Если чек все равно не обналичат или даже сожгут, зачем, собственно, нужен чек? Почему бы не взять наличными? Деньги на руках!
– Может, вы могли бы заплатить мне наличными?
– Разумеется, мадам.
Роуз внимательно следила за тем, как мужчина достает кошелек – черный, длинный, как чулок, с металлической застежкой из двух маленьких защелкивающихся шариков – и запускает в него руку, вороша серебряные монеты. Давным-давно, когда они с Джонни только переехали, пациенты платили за прием доллар или два, и Джонни, радостно улыбаясь, гремел ими у себя в кармане: «Ничто не звучит так сладко, как серебро. Ах, этот дивный сладкий звук серебра, сладкий звук серебра, моя милая леди!»
Мужчина вынул из кошелька пару истрепанных банкнот. В скольких руках они побывали, сколько пережили сделок.
Мужчина протянул их Роуз, и она взяла.
– Спасибо.
– Вам спасибо.
Мужчина отвесил короткий кивок, обернулся, подал рукой знак тому, кто оставался в машине, и, не оглядываясь, ушел прочь. Роуз проводила его взглядом: что-то в ней приказывало встать, окликнуть мужчину, вернуть деньги… однако язык ее онемел, и во рту пересохло. Купюры же дарили приятное чувство безопасности. Так, вцепившись в кресло, девушка стояла и смотрела, как грузовик отъехал от дома, медленно развернулся и загромыхал по деревянному мостику в сторону загона для убоя. Облаком грязного пепла сороки взметнули ввысь и, отлетев на безопасное расстояние, одна за другой опустились на ограду.

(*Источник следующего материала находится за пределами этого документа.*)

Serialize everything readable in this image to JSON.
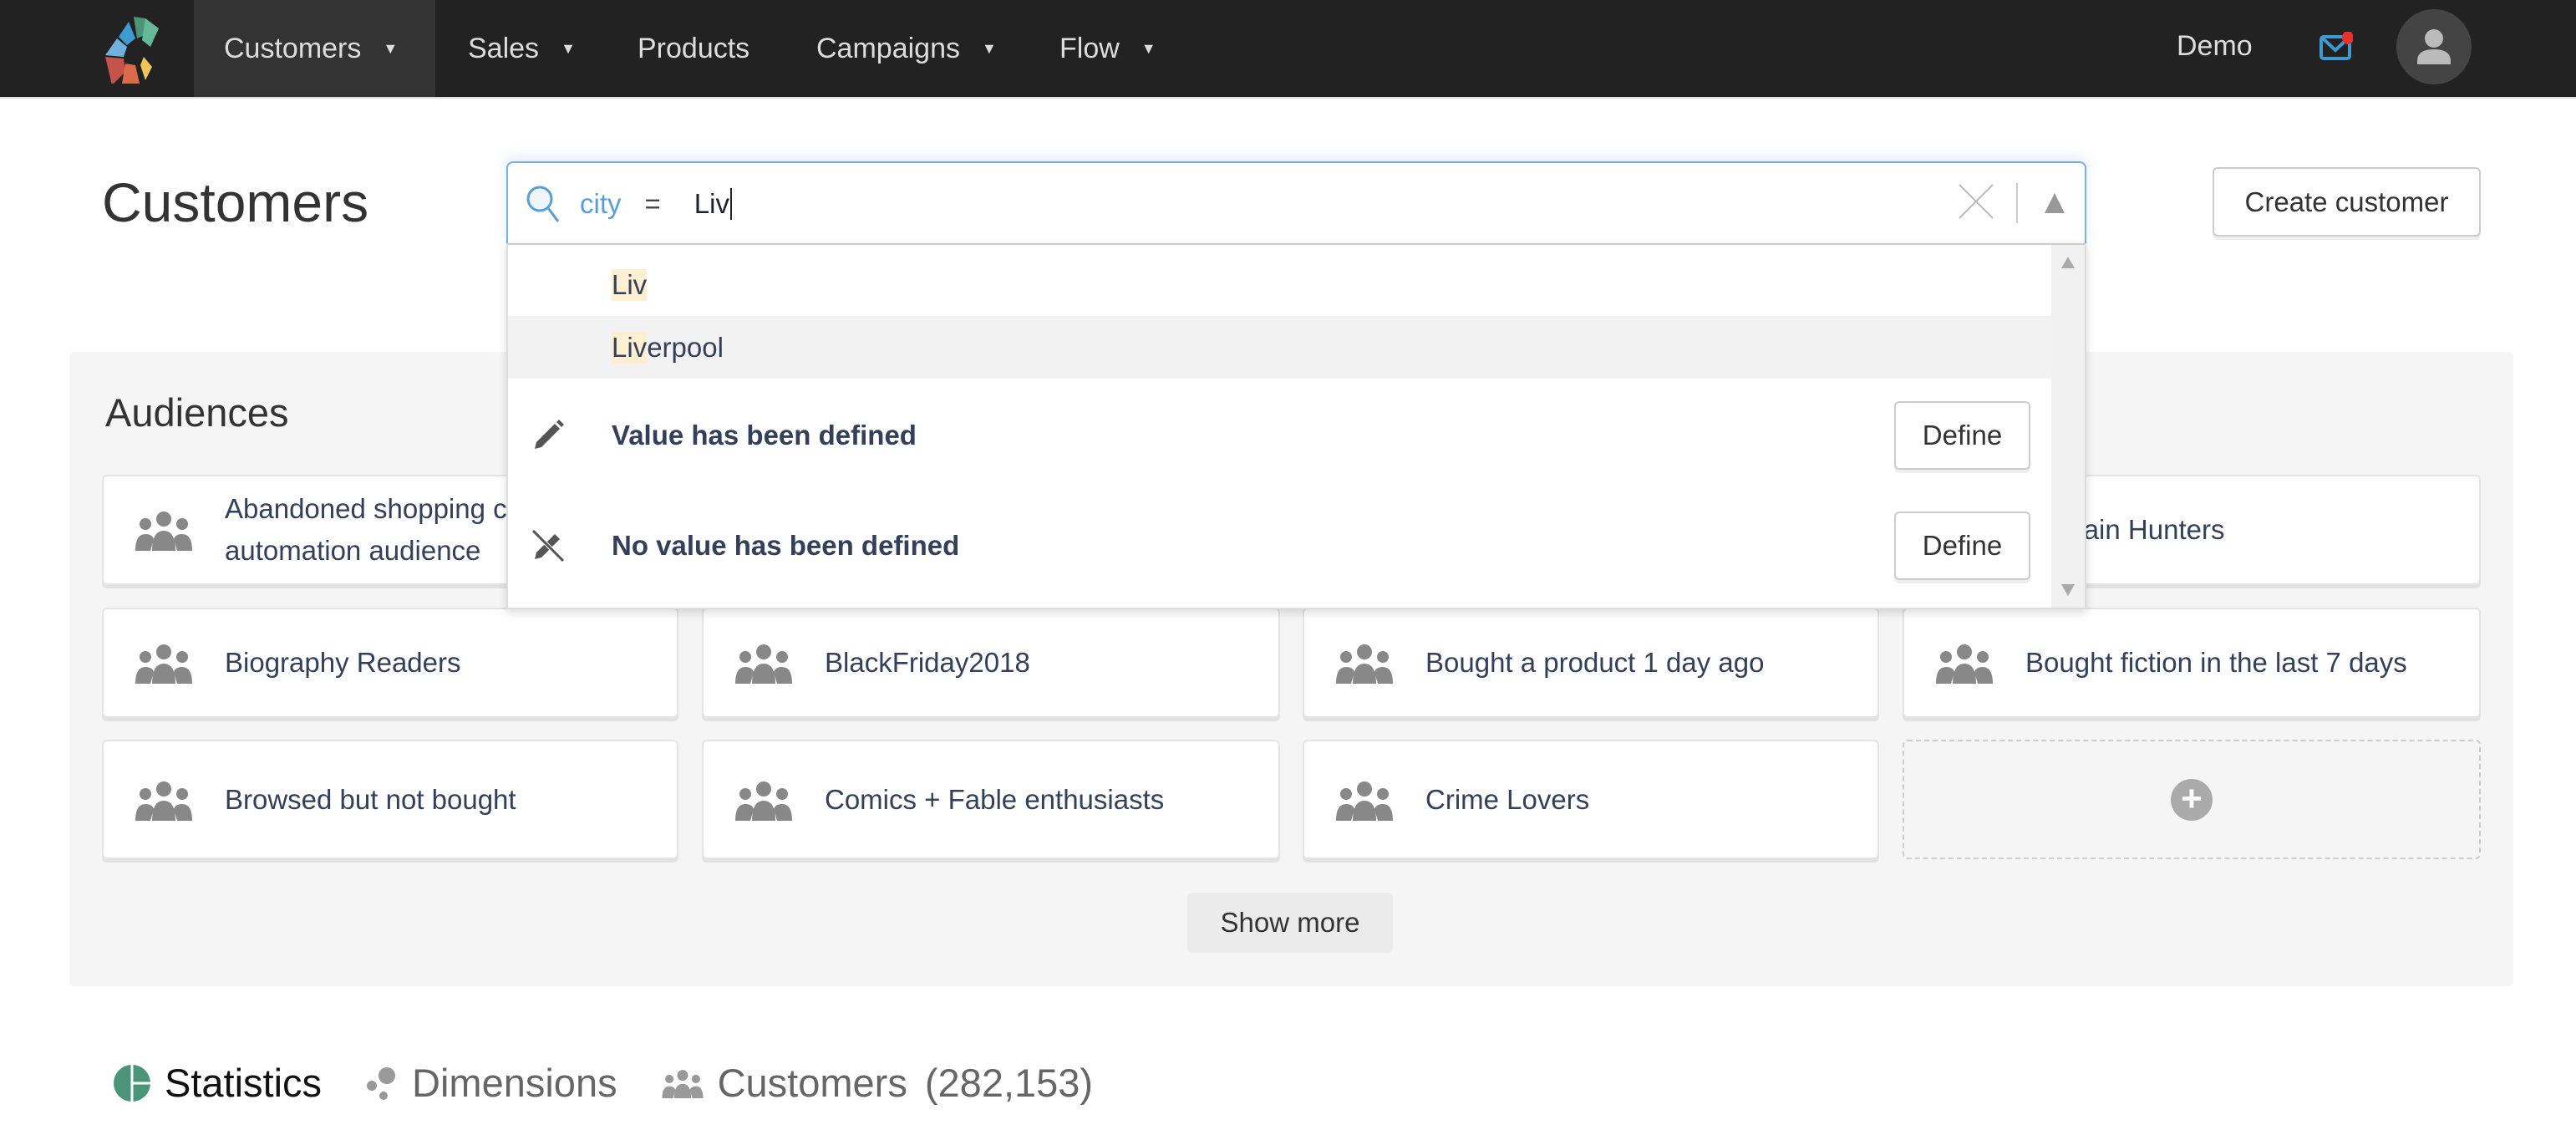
{
  "nav": {
    "items": [
      {
        "label": "Customers",
        "caret": true,
        "active": true
      },
      {
        "label": "Sales",
        "caret": true
      },
      {
        "label": "Products",
        "caret": false
      },
      {
        "label": "Campaigns",
        "caret": true
      },
      {
        "label": "Flow",
        "caret": true
      }
    ],
    "account": "Demo",
    "icons": [
      "logo",
      "mail-icon",
      "notification-dot",
      "user-avatar-icon"
    ],
    "colors": {
      "bar": "#222222",
      "active": "#333333",
      "mail": "#3d9bd1",
      "notification": "#e8312a"
    }
  },
  "page_title": "Customers",
  "search": {
    "field": "city",
    "operator": "=",
    "value": "Liv",
    "suggestions": [
      {
        "match": "Liv",
        "rest": ""
      },
      {
        "match": "Liv",
        "rest": "erpool"
      }
    ],
    "definitions": [
      {
        "icon": "pencil-icon",
        "label": "Value has been defined",
        "button": "Define"
      },
      {
        "icon": "pencil-off-icon",
        "label": "No value has been defined",
        "button": "Define"
      }
    ]
  },
  "create_button": "Create customer",
  "audiences": {
    "title": "Audiences",
    "cards": [
      "Abandoned shopping cart automation audience",
      "",
      "",
      "Bargain Hunters",
      "Biography Readers",
      "BlackFriday2018",
      "Bought a product 1 day ago",
      "Bought fiction in the last 7 days",
      "Browsed but not bought",
      "Comics + Fable enthusiasts",
      "Crime Lovers"
    ],
    "show_more": "Show more"
  },
  "tabs": [
    {
      "icon": "pie-chart-icon",
      "label": "Statistics",
      "active": true
    },
    {
      "icon": "dimensions-icon",
      "label": "Dimensions"
    },
    {
      "icon": "people-icon",
      "label": "Customers",
      "count": "(282,153)"
    }
  ],
  "accent": "#4a9478"
}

В последний раз опершись на спинку кресла, девушка осторожно повернулась и зашла в дом. Внутри она принялась хохотать. Как же странно все вышло!
Как странно! Как странно!
Какой она стала пронырой, с тех пор как вышла за Бёрбанка!
Какой стала бесчестной!
Алкоголичкой, обыкновенной пьяницей! Неделями не трезвела! Только по доброте душевной Джордж помалкивал об этом. Но скоро он разведется с ней. А вот и последняя капля – превратилась в воровку ради каких-то тридцати долларов!
Роуз и забыла, какое огромное расстояние разделяло дверь спальни от кровати. Под рукой не оказалось ни подходящего стола, ни внушающего доверия кресла. На полпути она закачалась и рухнула на пол. С ноги слетела туфелька. Ах, эти туфельки: настолько изысканные, что она так и не смогла к ним привыкнуть. Туфельки, заказанные ради нее, служившие оправданием, чтобы отправиться в город «за покупками». Туфельки для миссис Вандербильт – однако ею она была только для Джонни, только для него одного. Пока он верил, она и была миссис Вандербильт. Когда же в нее не верили, она становилась ничем. Она была лишь тем, кем ее считали.
Оставив туфельку на полу, Роуз доползла до огромной кровати Бёрбанков, легла и зажала рот кулаком. Когда пришел Джордж, она спала. Три десятидолларовые купюры были разбросаны вокруг, как листья.
XIV
Штабеля столбов служили для маленьких зверьков заповедными местечками. Суслики прятались здесь от барсуков, готовых сожрать их целиком, а кролики – от койотов, что тормошили столбы лапами и зубами. К тому времени, как появлялись рабочие, прибывшие строить ограды для стогов сена, зверьки знали каждую щель, каждый проход в груде столбов и тоненьким писком нагло дразнили животных покрупнее. Свой оплот кролики и суслики делили с существами и того меньшими – с кротами и мышами, которым те помогали вести войну со змеями, что, шелестя кожей о поверхность дерева, просачивались под столбы в надежде полакомиться чьим-нибудь потомством. С длинными когтями на мощных задних лапах кролику ничего не стоило разорвать змею в клочья.